Man vergaß vor diesem Spiel, dass die Partie gegen die Dänen nicht nur eine Chance für diese Perspektivspieler bedeutete, sondern auch Druck. Es galt, einen Ruf zu verteidigen, der in zwei Jahren mühsam aufgebaut wurde. Eine hohe Niederlage gegen die Dänen konnte diesen beschädigen, selbst wenn sie durch eine B-Mannschaft zustande kam. Schon kurz vor Anpfiff waren deshalb wie zur Selbstvergewisserung gegenseitige Anfeuerungen zu beobachten, Simon Rolfes (null Länderspiele) klatschte Jan Schlaudraff (zwei Länderspiele) ab, während des Spiels feuerte Clemens Fritz (vier Länderspiele) Roberto Hilbert (null Länderspiele) an. So ging das nach jedem Ballverlust oder jeder halben Chance. "Nervosität" gab Hitzlsperger später als Grund dafür an. "Das war nicht einfach."

Als Rezept gegen die Aufregung habe der Bundestrainer vorgegeben, "mutig nach vorn zu spielen", sagte der Profi des VfB Stuttgart, mit 23 Länderspielen nach Kapitän Kuranyi (37) der erfahrenste Deutsche auf dem Platz. Doch das gelang erst ab der 20. Minute, vorher hatten die Dänen durch Verteidiger Daniel Agger (Kopfball) und Nicklas Bendtner mit einem Schuss aus 18 Metern schon in den ersten zwei Minuten gefährliche Chancen. Erst rettete Robert Enke, dann klärte Piotr Trochowski auf der Linie. Als in der zehnten Minute plötzlich auch noch fünf Rasensprenger begannen, die linke deutsche Angriffsseite zu befeuchten, schienen sich auch noch höhere Mächte gegen die Deutschen verschworen zu haben. Nass wurde aber nur Trochowski, aus den Lautsprechern schallte "ein bisschen Spaß muss sein".

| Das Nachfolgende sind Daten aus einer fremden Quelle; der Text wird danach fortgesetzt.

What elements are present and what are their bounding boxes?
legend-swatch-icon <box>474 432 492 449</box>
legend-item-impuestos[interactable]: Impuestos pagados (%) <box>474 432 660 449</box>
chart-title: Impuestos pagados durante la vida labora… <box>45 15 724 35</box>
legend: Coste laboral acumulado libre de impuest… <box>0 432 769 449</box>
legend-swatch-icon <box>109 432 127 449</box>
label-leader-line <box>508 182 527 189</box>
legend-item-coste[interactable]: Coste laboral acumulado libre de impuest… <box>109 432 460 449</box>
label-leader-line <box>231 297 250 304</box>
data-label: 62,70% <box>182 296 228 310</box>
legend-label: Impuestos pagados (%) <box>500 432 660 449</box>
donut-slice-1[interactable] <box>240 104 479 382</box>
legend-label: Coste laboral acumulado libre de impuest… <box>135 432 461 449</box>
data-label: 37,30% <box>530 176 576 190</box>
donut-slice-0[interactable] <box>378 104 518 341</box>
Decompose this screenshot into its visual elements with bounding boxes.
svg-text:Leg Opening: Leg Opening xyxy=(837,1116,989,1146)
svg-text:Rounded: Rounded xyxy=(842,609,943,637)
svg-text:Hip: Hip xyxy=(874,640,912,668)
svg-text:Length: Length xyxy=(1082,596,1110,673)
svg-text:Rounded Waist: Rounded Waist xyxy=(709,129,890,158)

Unübersehbar waren zu diesem Zeitpunkt schon die Abstimmungsprobleme in der DFB-Hintermannschaft. Die Dänen spielten ihre Steilpässe immer wieder in die Schnittstellen der Viererkette, in der Alexander Madlung und Manuel Friedrich schnell bewusst wurde, dass man eine genügende Abstimmung nicht durch acht Tage Training erreicht. Beide hatten in einem Pflichtspiel noch nie zusammen auf dem Platz gestanden, ebenso wenig wie Rolfes/Hitzlsperger im zentralen Mittelfeld oder Schlaudraff und Kuranyi vorn. Löw nahm das ebenso in Kauf wie die Tatsache, dass seine Serie von acht ungeschlagenen Spielen reißen könnte: "Man kann nicht die Nachwuchsförderung propagieren und dann enttäuscht sein, wenn man verliert."

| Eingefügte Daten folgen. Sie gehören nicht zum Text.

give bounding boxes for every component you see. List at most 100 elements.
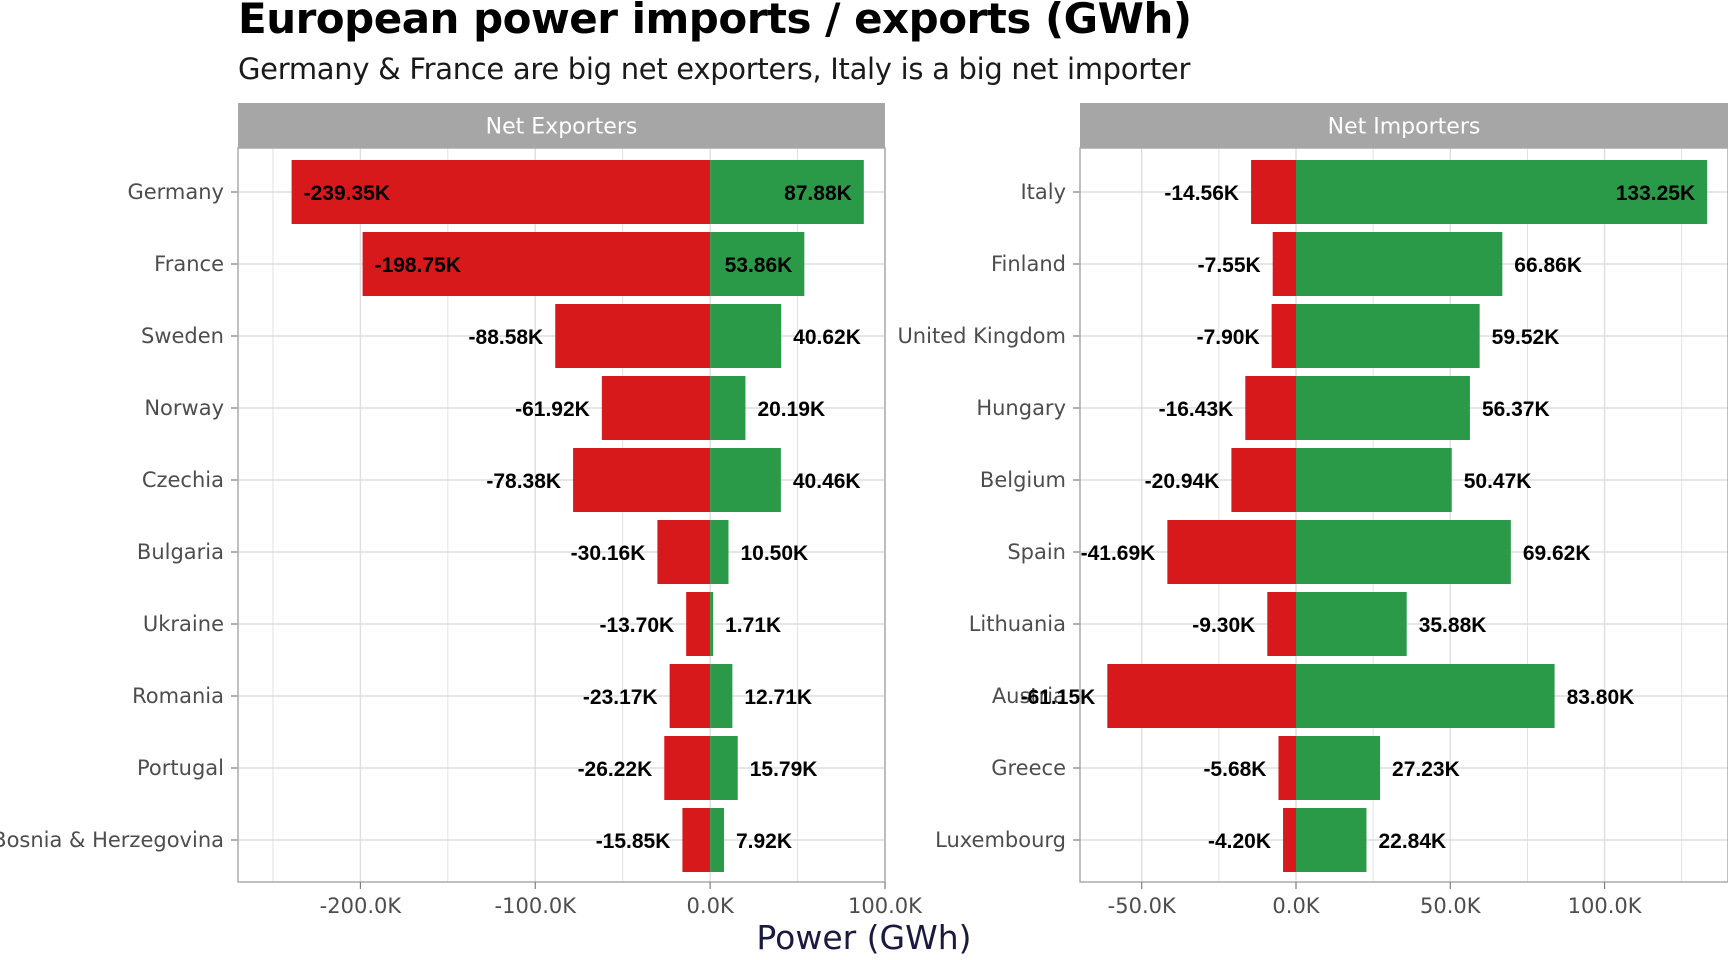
facet-label-0: Net Exporters xyxy=(486,115,638,140)
data-label-positive: 27.23K xyxy=(1392,758,1460,781)
data-label-negative: -13.70K xyxy=(599,614,674,637)
data-label-positive: 53.86K xyxy=(725,254,793,277)
data-label-positive: 35.88K xyxy=(1419,614,1487,637)
data-label-positive: 20.19K xyxy=(757,398,825,421)
bar-positive xyxy=(710,448,781,512)
x-axis-title: Power (GWh) xyxy=(756,918,972,957)
x-tick-label: 100.0K xyxy=(848,894,923,918)
category-label: Romania xyxy=(132,684,224,708)
category-label: Belgium xyxy=(980,468,1066,492)
category-label: Norway xyxy=(144,396,224,420)
bar-negative xyxy=(1278,736,1296,800)
data-label-negative: -61.15K xyxy=(1021,686,1096,709)
chart-title: European power imports / exports (GWh) xyxy=(238,0,1192,43)
data-label-negative: -5.68K xyxy=(1203,758,1266,781)
data-label-positive: 59.52K xyxy=(1492,326,1560,349)
bar-negative xyxy=(601,376,711,440)
category-label: Italy xyxy=(1020,180,1066,204)
bar-positive xyxy=(1296,448,1452,512)
data-label-negative: -16.43K xyxy=(1159,398,1234,421)
data-label-positive: 56.37K xyxy=(1482,398,1550,421)
data-label-positive: 10.50K xyxy=(740,542,808,565)
bar-negative xyxy=(1272,232,1296,296)
data-label-positive: 40.62K xyxy=(793,326,861,349)
data-label-negative: -4.20K xyxy=(1208,830,1271,853)
x-tick-label: 50.0K xyxy=(1420,894,1482,918)
data-label-positive: 22.84K xyxy=(1378,830,1446,853)
data-label-positive: 7.92K xyxy=(736,830,792,853)
category-label: Bulgaria xyxy=(137,540,224,564)
category-label: France xyxy=(154,252,224,276)
category-label: Luxembourg xyxy=(935,828,1066,852)
category-label: Sweden xyxy=(141,324,224,348)
bar-positive xyxy=(710,232,805,296)
x-tick-label: 0.0K xyxy=(687,894,735,918)
bar-positive xyxy=(710,808,724,872)
x-tick-label: 0.0K xyxy=(1272,894,1320,918)
data-label-positive: 69.62K xyxy=(1523,542,1591,565)
bar-positive xyxy=(1296,736,1381,800)
panel-0-border xyxy=(237,147,886,883)
data-label-positive: 87.88K xyxy=(784,182,852,205)
data-label-negative: -198.75K xyxy=(375,254,461,277)
bar-positive xyxy=(1296,808,1367,872)
bar-positive xyxy=(1296,304,1480,368)
facet-label-1: Net Importers xyxy=(1328,115,1481,140)
bar-negative xyxy=(1245,376,1296,440)
category-label: Bosnia & Herzegovina xyxy=(0,828,224,852)
data-label-negative: -88.58K xyxy=(469,326,544,349)
facet-strip-1 xyxy=(1080,103,1728,148)
facet-strip-0 xyxy=(238,103,885,148)
category-label: Spain xyxy=(1007,540,1066,564)
data-label-negative: -61.92K xyxy=(515,398,590,421)
data-label-negative: -9.30K xyxy=(1192,614,1255,637)
category-label: Ukraine xyxy=(143,612,224,636)
data-label-negative: -41.69K xyxy=(1081,542,1156,565)
data-label-positive: 40.46K xyxy=(793,470,861,493)
bar-negative xyxy=(1167,520,1296,584)
bar-positive xyxy=(1296,520,1511,584)
category-label: Austria xyxy=(992,684,1066,708)
x-tick-label: -200.0K xyxy=(320,894,403,918)
data-label-positive: 83.80K xyxy=(1567,686,1635,709)
bar-negative xyxy=(1107,664,1296,728)
bar-positive xyxy=(710,736,738,800)
bar-negative xyxy=(1251,160,1296,224)
bar-negative xyxy=(1267,592,1296,656)
data-label-negative: -23.17K xyxy=(583,686,658,709)
bar-negative xyxy=(291,160,711,224)
category-label: United Kingdom xyxy=(897,324,1066,348)
bar-negative xyxy=(657,520,711,584)
bar-positive xyxy=(710,160,864,224)
bar-negative xyxy=(1231,448,1296,512)
bar-negative xyxy=(1271,304,1296,368)
data-label-negative: -15.85K xyxy=(596,830,671,853)
data-label-negative: -20.94K xyxy=(1145,470,1220,493)
data-label-negative: -78.38K xyxy=(486,470,561,493)
category-label: Hungary xyxy=(976,396,1066,420)
category-label: Lithuania xyxy=(969,612,1066,636)
data-label-positive: 15.79K xyxy=(750,758,818,781)
bar-positive xyxy=(1296,160,1708,224)
bar-positive xyxy=(1296,376,1470,440)
data-label-positive: 12.71K xyxy=(744,686,812,709)
data-label-positive: 50.47K xyxy=(1464,470,1532,493)
category-label: Finland xyxy=(991,252,1066,276)
bar-negative xyxy=(362,232,711,296)
bar-positive xyxy=(1296,232,1503,296)
bar-positive xyxy=(710,592,714,656)
category-label: Portugal xyxy=(137,756,224,780)
bar-negative xyxy=(664,736,711,800)
data-label-negative: -7.55K xyxy=(1198,254,1261,277)
x-tick-label: 100.0K xyxy=(1568,894,1643,918)
data-label-negative: -26.22K xyxy=(578,758,653,781)
panel-1-border xyxy=(1079,147,1728,883)
bar-negative xyxy=(1283,808,1296,872)
bar-negative xyxy=(573,448,711,512)
bar-negative xyxy=(686,592,711,656)
chart-subtitle: Germany & France are big net exporters, … xyxy=(238,52,1191,86)
data-label-negative: -239.35K xyxy=(304,182,390,205)
data-label-negative: -14.56K xyxy=(1164,182,1239,205)
data-label-positive: 133.25K xyxy=(1616,182,1695,205)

Dabei sah es zwischenzeitlich gar nicht so schlecht aus, was die unerfahrene DFB-Elf (Durchschnittsalter: 24,4 Jahre) gegen "eine der besten Mannschaften Europas" (Hitzlsperger) ablieferte. Es war eben nur nicht das, was man von einem deutschen Team erwartet, das die Ansprüche ihrer Anhänger in punkto Spielkultur, Schnelligkeit und Technik so erhöht hat. Die Mannschaft habe "alles gegeben", sie sei in der ersten Hälfte "ganz gut organisiert" gewesen, so Löw, "und hat dann mit viel Kraft und Einsatz versucht, das Spiel noch zu drehen". Kraft und Einsatz ersetzten Spielfreude und Brillanz - exemplarisch dafür war die nicht jugendfreie Grätsche des Leverkuseners Rolfes gegen Dennis Rommedahl kurz vor der Pause.

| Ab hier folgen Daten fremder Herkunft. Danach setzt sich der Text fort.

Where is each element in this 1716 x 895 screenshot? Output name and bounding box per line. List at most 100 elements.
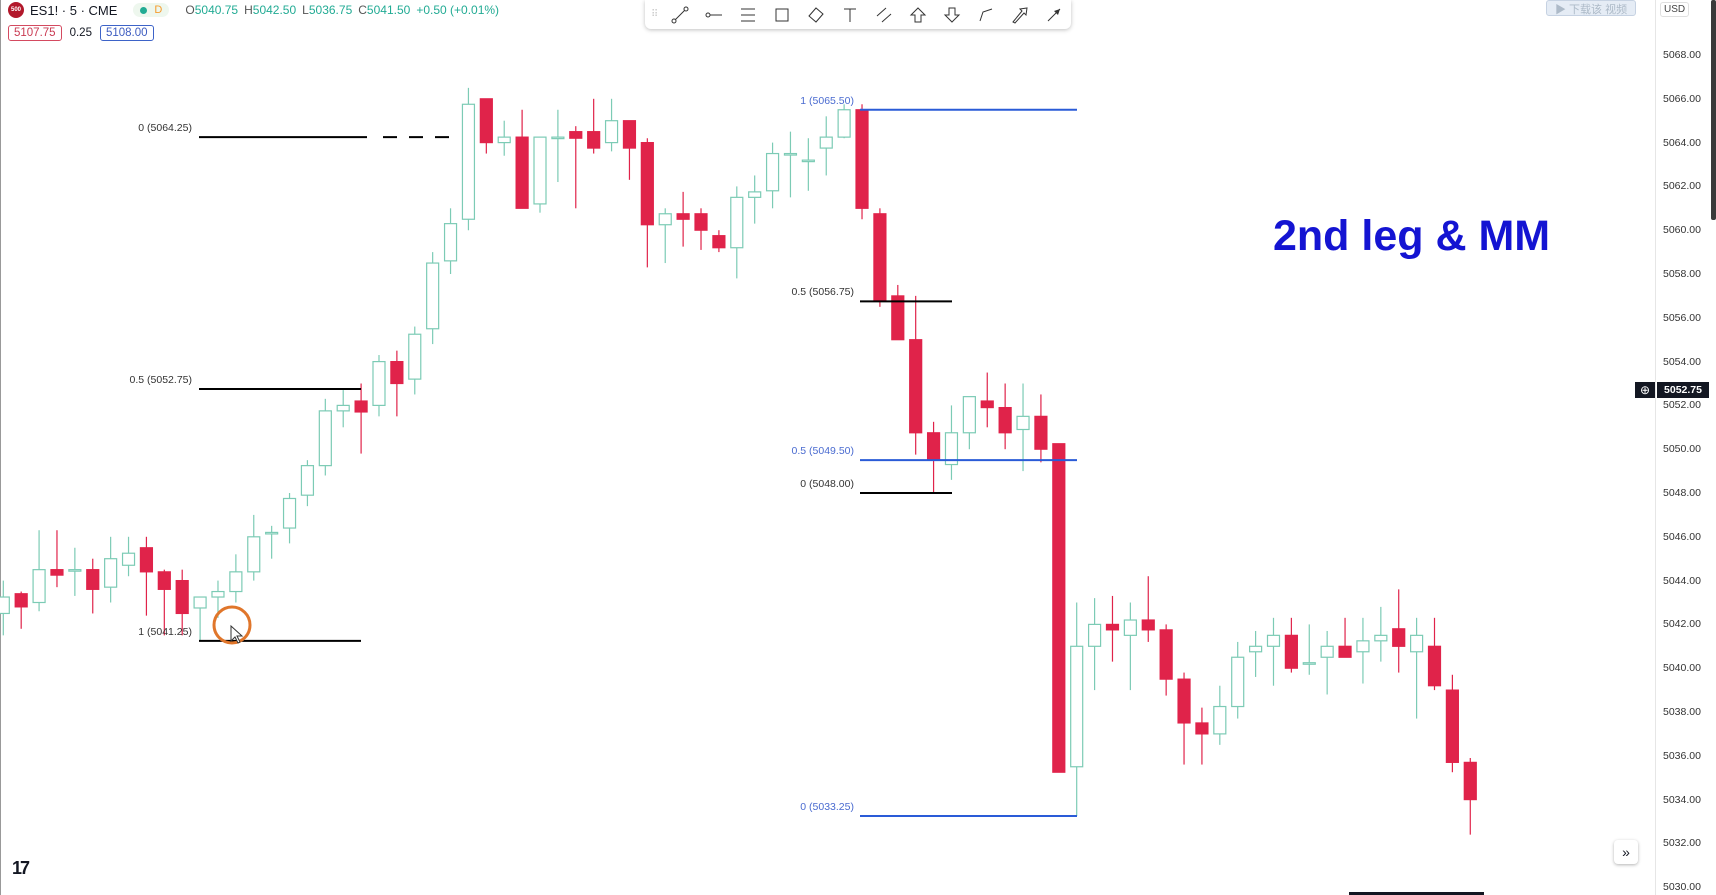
- bull-candle: [336, 404, 350, 412]
- fib-label: 0.5 (5052.75): [129, 373, 192, 386]
- price-axis[interactable]: 5068.00 5066.00 5064.00 5062.00 5060.00 5058.…: [1655, 0, 1716, 895]
- arrow-down-tool-icon[interactable]: [935, 2, 969, 28]
- bull-candle: [551, 136, 565, 140]
- close-value: 5041.50: [366, 3, 411, 17]
- bull-candle: [801, 159, 815, 163]
- legend-header: 500 ES1! · 5 · CME D O5040.75 H5042.50 L…: [8, 2, 499, 18]
- bear-candle: [1034, 415, 1048, 450]
- bear-candle: [998, 406, 1012, 434]
- add-alert-plus-icon[interactable]: ⊕: [1635, 382, 1655, 398]
- change-value: +0.50 (+0.01%): [416, 3, 500, 17]
- bull-candle: [229, 571, 243, 593]
- bear-candle: [855, 109, 869, 209]
- price-tick-label: 5046.00: [1663, 530, 1701, 543]
- session-badge: D: [154, 4, 163, 16]
- video-download-overlay[interactable]: ▶ 下载该 视频: [1546, 0, 1637, 16]
- bear-candle: [14, 593, 28, 608]
- tradingview-logo[interactable]: 17: [12, 858, 30, 878]
- bear-candle: [694, 213, 708, 231]
- rotated-rectangle-tool-icon[interactable]: [799, 2, 833, 28]
- bull-candle: [819, 136, 833, 149]
- price-tick-label: 5056.00: [1663, 311, 1701, 324]
- bull-candle: [461, 103, 476, 220]
- bear-candle: [515, 136, 529, 209]
- bull-candle: [372, 361, 386, 407]
- price-tick-label: 5066.00: [1663, 92, 1701, 105]
- open-label: O: [185, 3, 195, 17]
- bull-candle: [1231, 656, 1245, 708]
- bear-candle: [1105, 623, 1120, 631]
- bear-candle: [1177, 678, 1191, 724]
- bull-candle: [1356, 640, 1370, 653]
- bull-candle: [1266, 634, 1281, 647]
- path-tool-icon[interactable]: [969, 2, 1003, 28]
- parallel-channel-tool-icon[interactable]: [731, 2, 765, 28]
- mouse-cursor-icon: [230, 624, 244, 644]
- buy-button[interactable]: 5108.00: [99, 25, 154, 41]
- bull-candle: [783, 152, 798, 156]
- bear-candle: [1159, 629, 1173, 680]
- bull-candle: [426, 262, 440, 330]
- price-tick-label: 5060.00: [1663, 224, 1701, 237]
- bull-candle: [1070, 645, 1084, 768]
- scroll-to-realtime-button[interactable]: »: [1614, 840, 1638, 864]
- fib-label: 0 (5048.00): [800, 478, 854, 490]
- arrow-tool-icon[interactable]: [1037, 2, 1071, 28]
- text-tool-icon[interactable]: [833, 2, 867, 28]
- bull-candle: [1016, 415, 1030, 431]
- horizontal-ray-tool-icon[interactable]: [697, 2, 731, 28]
- candlestick-chart[interactable]: [0, 0, 1655, 895]
- annotation-text[interactable]: 2nd leg & MM: [1273, 212, 1551, 260]
- open-value: 5040.75: [194, 3, 239, 17]
- chart-left-border: [0, 0, 1, 895]
- price-tick-label: 5040.00: [1663, 662, 1701, 675]
- bull-candle: [1087, 623, 1102, 647]
- spread-value: 0.25: [69, 27, 92, 39]
- bear-candle: [676, 213, 690, 220]
- symbol-title[interactable]: ES1! · 5 · CME: [30, 2, 118, 18]
- bear-candle: [390, 361, 404, 385]
- bull-candle: [247, 536, 261, 573]
- bear-candle: [1338, 645, 1352, 658]
- sell-button[interactable]: 5107.75: [8, 25, 62, 41]
- bear-candle: [622, 120, 637, 149]
- arrow-up-tool-icon[interactable]: [901, 2, 935, 28]
- close-label: C: [358, 3, 367, 17]
- bull-candle: [193, 596, 207, 609]
- price-tick-label: 5034.00: [1663, 793, 1701, 806]
- bull-candle: [443, 223, 458, 262]
- bear-candle: [891, 295, 905, 341]
- price-tick-label: 5050.00: [1663, 443, 1701, 456]
- fib-label: 1 (5065.50): [800, 94, 854, 107]
- drawing-toolbar: ⠿: [645, 0, 1071, 29]
- price-tick-label: 5044.00: [1663, 574, 1701, 587]
- bear-candle: [479, 98, 493, 144]
- fib-retracement-tool-icon[interactable]: [867, 2, 901, 28]
- drag-handle-icon[interactable]: ⠿: [651, 9, 659, 20]
- bull-candle: [68, 569, 82, 572]
- ohlc-values: O5040.75 H5042.50 L5036.75 C5041.50 +0.5…: [185, 3, 499, 17]
- bear-candle: [926, 432, 941, 461]
- bear-candle: [712, 235, 726, 249]
- bull-candle: [962, 396, 976, 434]
- bull-candle: [658, 213, 672, 226]
- price-tick-label: 5058.00: [1663, 268, 1701, 280]
- bull-candle: [104, 558, 118, 588]
- price-tick-label: 5036.00: [1663, 749, 1701, 762]
- bear-candle: [86, 569, 100, 590]
- price-tick-label: 5030.00: [1663, 881, 1701, 894]
- price-tick-label: 5032.00: [1663, 837, 1701, 850]
- bottom-indicator-bar: [1349, 892, 1484, 895]
- price-tick-label: 5068.00: [1663, 49, 1701, 61]
- currency-selector[interactable]: USD: [1660, 2, 1690, 17]
- arrow-marker-tool-icon[interactable]: [1003, 2, 1037, 28]
- rectangle-tool-icon[interactable]: [765, 2, 799, 28]
- bull-candle: [944, 432, 959, 466]
- market-status[interactable]: D: [133, 3, 170, 17]
- page-scrollbar[interactable]: [1711, 0, 1716, 220]
- low-value: 5036.75: [308, 3, 353, 17]
- fib-label: 0 (5064.25): [138, 122, 192, 135]
- bear-candle: [139, 547, 154, 573]
- bear-candle: [354, 400, 368, 413]
- trend-line-tool-icon[interactable]: [663, 2, 697, 28]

Die "wichtigen Erkenntnisse", von denen Löw nach dem Spiel sprach, werden aber womöglich auch darin bestehen, dass jeder Einzelne auf dem Platz sich wenigstens redlich mühte, die Insignien des neuen deutschen Spiels zu beherzigen. So schlug Manuel Friedrich einen Ball in Bedrängnis nicht auf die Tribüne, sondern leitete gleich einen Angriff ein - auch wenn der Pass im Aus landete. Schlaudraff versuchte sich immer wieder an Doppelpässen mit Kuranyi und lauerte auf Steilpässe aus dem Mittelfeld - auch wenn er dabei zehn Mal ins Abseits lief. Und Marcell Jansen sprintete ein ums andere Mal zur Grundlinie und flankte - auch wenn diese oft Abnehmer fanden.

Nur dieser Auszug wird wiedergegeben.